The Claimants argue that Whitaker’s interpretation is the version that does damage to the purposes of the statute. First, they note that the statute states that claimants are to file their claims “upon maturity of his claim and within forty-five days of recordation of acceptance.” La.Rev.Stat. 38:2242 (emphasis added). The Claimants argue that interpreting the statute to allow the public entity to record an acceptance months before actual completion would result in the 45 day period expiring before some subcontractors’ or laborers’ claims have even matured because those potential claimants are still working on the project.
Furthermore, the Claimants argue that Whitaker’s interpretation of the statute is faulty because of other absurd results. For example, if the 30 days referred to in the statutory provision is indeed a deadline before which the architect or engineer must record acceptance then it is possible that the deadline could lapse without action and the 45-day period would never begin to run. The Claimants argue that they would never be able to make a claim and receive protection from the Public Works Act. The Claimants contend that by contrast under their interpretation an acceptance could always be filed anytime after completion and therefore there is no possibility that a third party’s delay could permanently divest the Claimants of their rights under the statute.
The relevant portions of the statute are poorly drafted to be sure. The ambiguity in the meaning and grammatical structure of the provision at issue makes both constructions of the statute at least possible, when viewing the disputed sentence in isolation. However, after taking into consideration the arguments of the parties, the relevant case law, and the Public Works Act as a whole, we find that § 2241.1 should be interpreted as requiring public work projects that are accepted based on substantial completion to be completed within 30 days of purported substantial completion.
The fundamental question in all cases of statutory construction is legislative intent and the reasons that prompted the legislature to enact the law. In re Succession of Boyter, 756 So.2d 1122, 1128 (La.2000). When a law is susceptible to different meanings, “it must be interpreted as having the meaning that best conforms to the purpose of the law.” La. Civ.Code art. 10; SWAT 24 Shreveport Bossier, Inc. v. Bond, 808 So.2d 294, 302 (La.2001); Smith v. Town of Vinton, 209 La. 587, 25 So.2d 237, 239 (1946) (stating that “in applying a statute to specific cases it is necessary to determine the intent of the Legislature in enacting it,” so as to not interpret the statute in a manner that the legislature never intended). Courts should give effect to all parts of a statute and should not adopt a statutory construction that makes any part superfluous or meaningless, if that result can be avoided. Bond, 808 So.2d at 302. Furthermore, “[c]ourts should avoid constructions which will render legislation absurd. Rather, statutes must be interpreted in such a manner as to render their meaning rational, sensible, and logical.” State Through Dept. of Public Safety and Corr., Office of State, 655 So.2d 292, 302 (La.1995).

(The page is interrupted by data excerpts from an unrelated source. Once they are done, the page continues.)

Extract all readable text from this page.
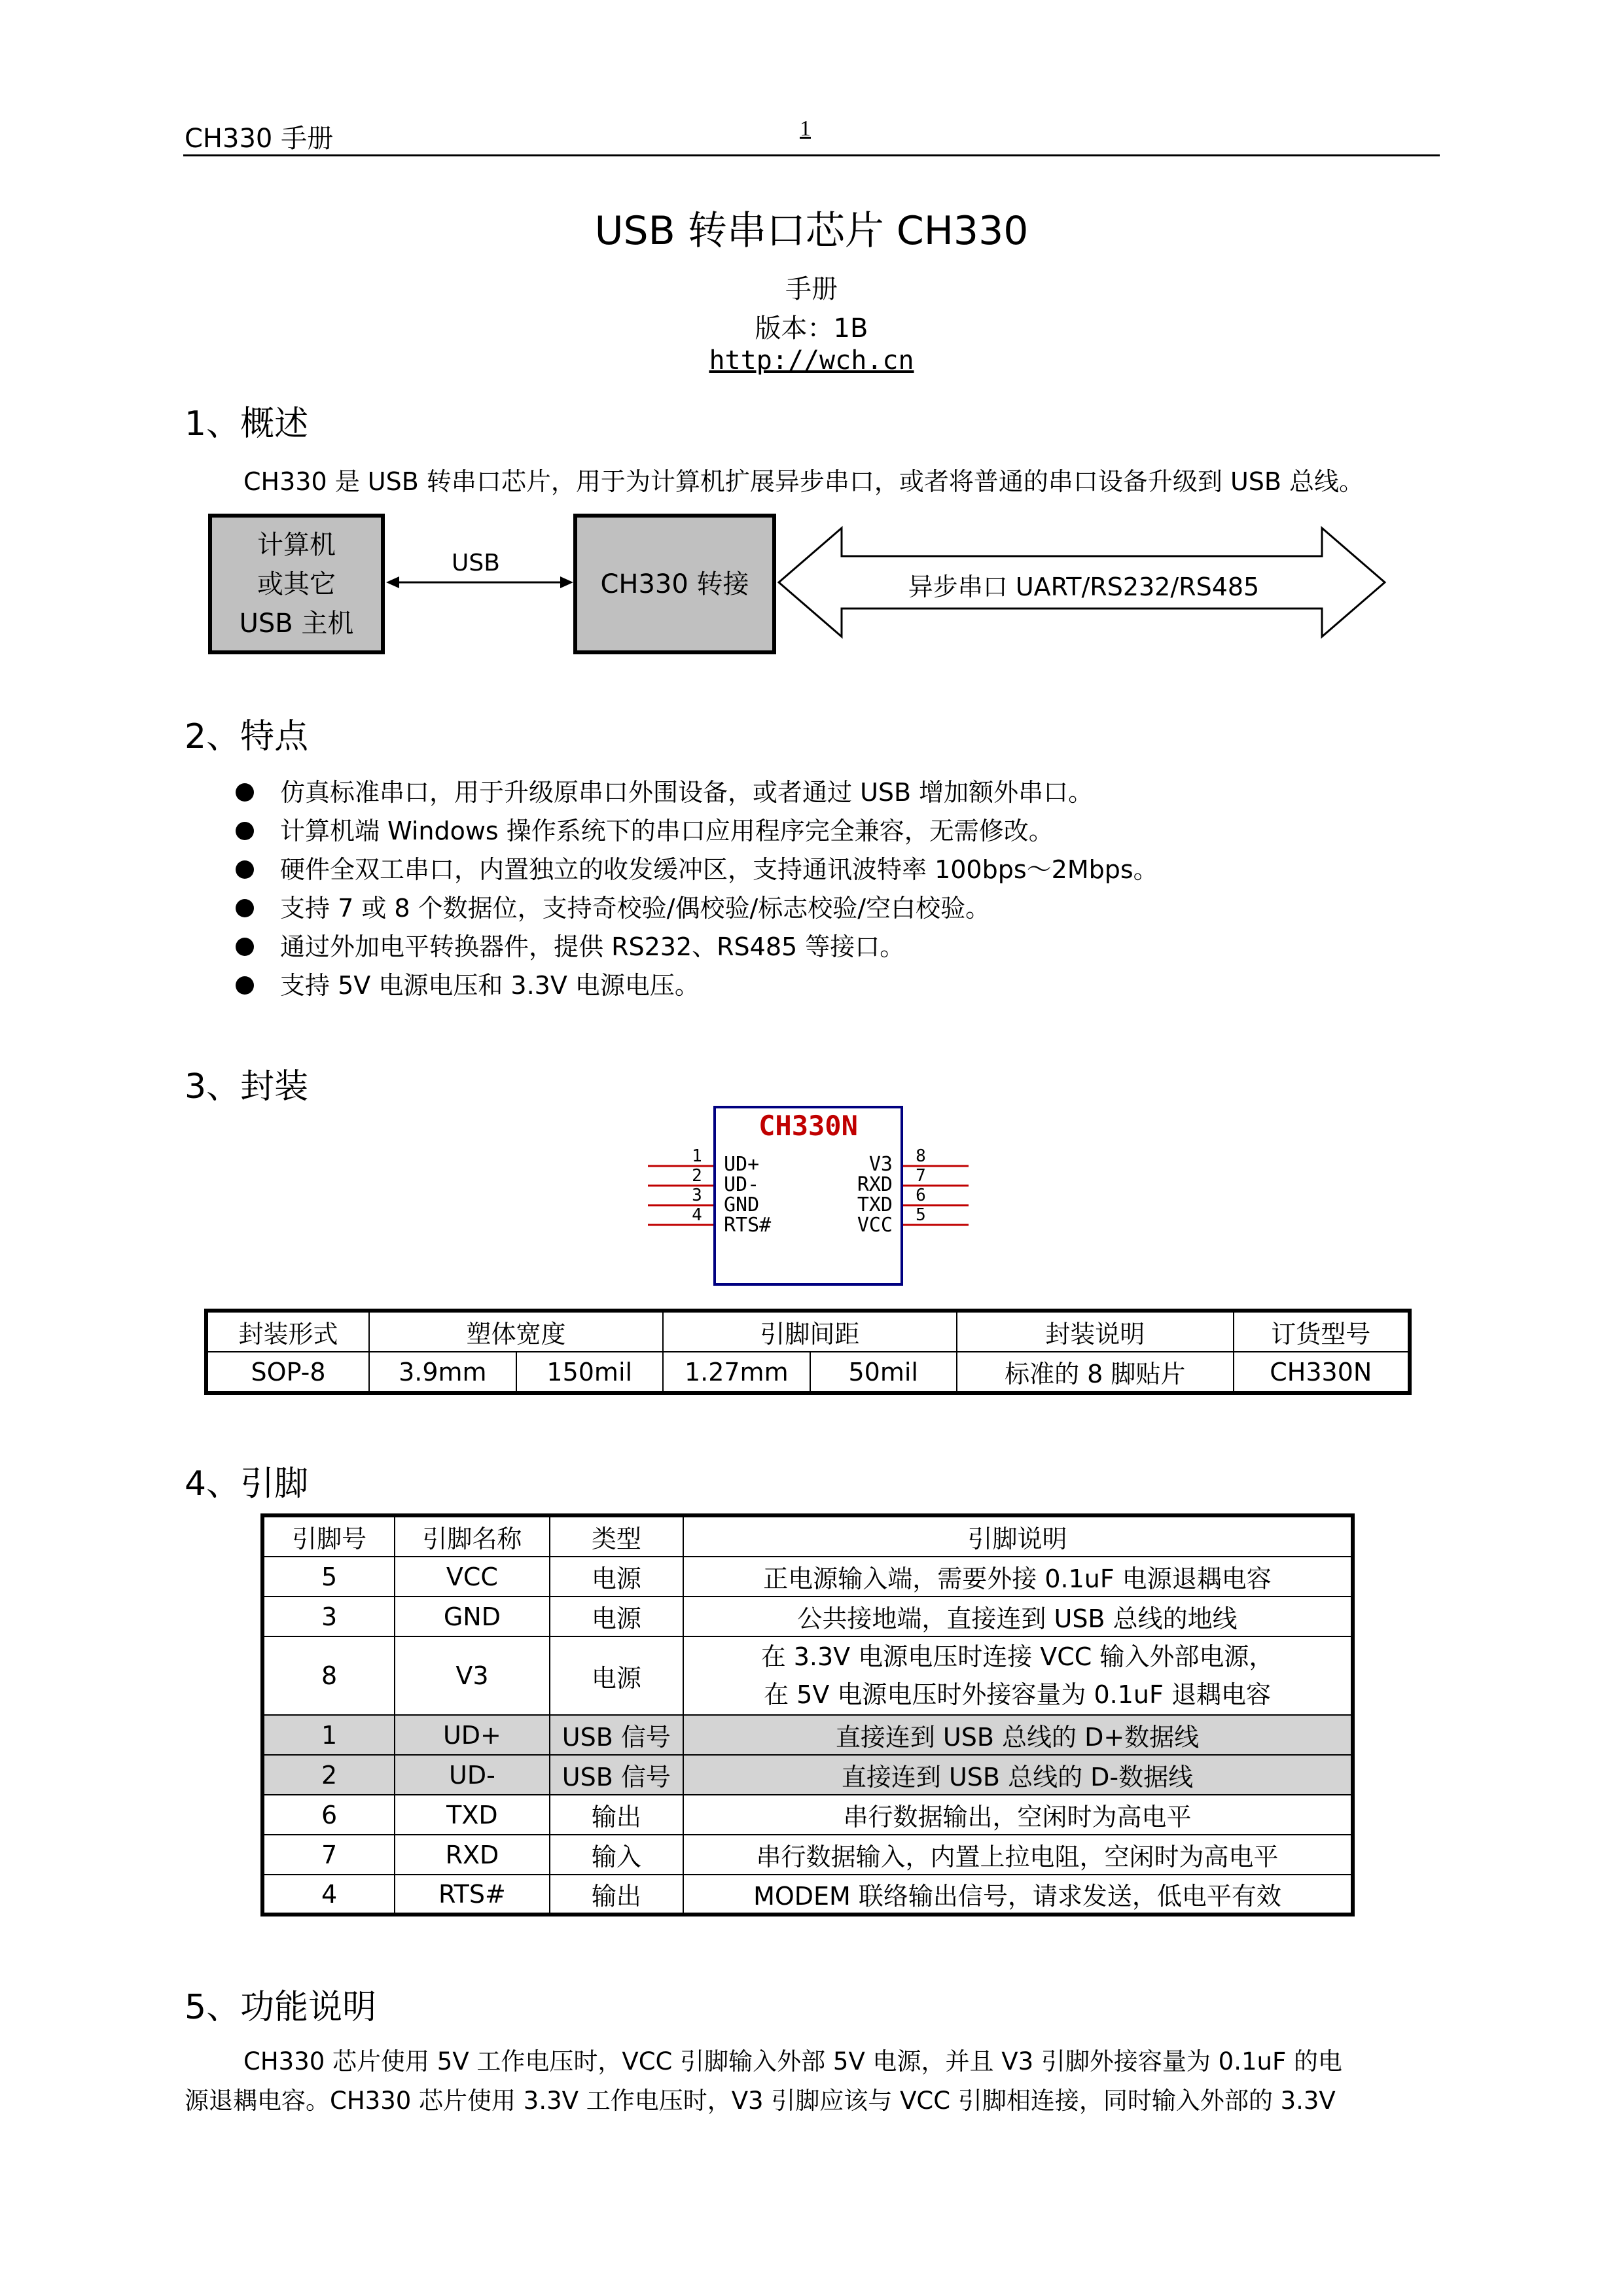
CH330 手册	1
USB 转串口芯片 CH330
手册
版本：1B
http://wch.cn
1、概述
CH330 是 USB 转串口芯片，用于为计算机扩展异步串口，或者将普通的串口设备升级到 USB 总线。
计算机
或其它
USB 主机
USB
CH330 转接	异步串口 UART/RS232/RS485
2、特点
仿真标准串口，用于升级原串口外围设备，或者通过 USB 增加额外串口。
计算机端 Windows 操作系统下的串口应用程序完全兼容，无需修改。
硬件全双工串口，内置独立的收发缓冲区，支持通讯波特率 100bps～2Mbps。
支持 7 或 8 个数据位，支持奇校验/偶校验/标志校验/空白校验。
通过外加电平转换器件，提供 RS232、RS485 等接口。
支持 5V 电源电压和 3.3V 电源电压。
3、封装
CH330N
1
2
3
4
UD+
UD-
GND
RTS#
V3
RXD
TXD
VCC
8
7
6
5
封装形式	塑体宽度		引脚间距		封装说明	订货型号
SOP-8	3.9mm	150mil	1.27mm	50mil	标准的 8 脚贴片	CH330N
4、引脚
引脚号	引脚名称	类型	引脚说明
5	VCC	电源	正电源输入端，需要外接 0.1uF 电源退耦电容
3	GND	电源	公共接地端，直接连到 USB 总线的地线
8	V3	电源	在 3.3V 电源电压时连接 VCC 输入外部电源，
在 5V 电源电压时外接容量为 0.1uF 退耦电容

1	UD+	USB 信号	直接连到 USB 总线的 D+数据线
2	UD-	USB 信号	直接连到 USB 总线的 D-数据线
6	TXD	输出	串行数据输出，空闲时为高电平
7	RXD	输入	串行数据输入，内置上拉电阻，空闲时为高电平
4	RTS#	输出	MODEM 联络输出信号，请求发送，低电平有效
5、功能说明
CH330 芯片使用 5V 工作电压时，VCC 引脚输入外部 5V 电源，并且 V3 引脚外接容量为 0.1uF 的电
源退耦电容。CH330 芯片使用 3.3V 工作电压时，V3 引脚应该与 VCC 引脚相连接，同时输入外部的 3.3V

The purpose of the Public Works Act is to protect those not in direct privity with the governing authority, namely the subcontractors and other parties who supply materials and labor to the construction or repair of a public work. Slagle-Johnson Lumber Co., Inc. v. Landis Const. Co., Inc., 379 So.2d 479, 486 (La.1979). “The purpose of the statute is evident from both its text and the title indicative of its object. The Public Works Act title, in pertinent part, provides that it was enacted: ‘… to protect persons doing work, performing labor or furnishing material for the construction, erection, alteration or repair of public buildings, public roads or public works of any character;…'” Slagle-Johnson, 379 So.2d at 486 n.** (quoting Act No. 224 of 1918).
The Louisiana legislature recognized that in contrast to privately owned property, subcontractors and laborers of public works could not secure payment for their work by placing a privilege or lien against the property because the property has no private entity as an owner. JAMES S. HOLLIDAY, JR. & H. BRUCE SHREVES, LOUISIANA CONSTRUCTION LAW MANUAL 196-201 (1991). Claimants could preserve their interest by freezing the further distribution of payments under the contract. Id. at 196. If funds are paid out in violation of the freeze, the governing authority is personally liable for the claim. Id. The Public Works Act shifts the risk of loss from the governing authority to the surety and contractor through contract and bond requirements. Id.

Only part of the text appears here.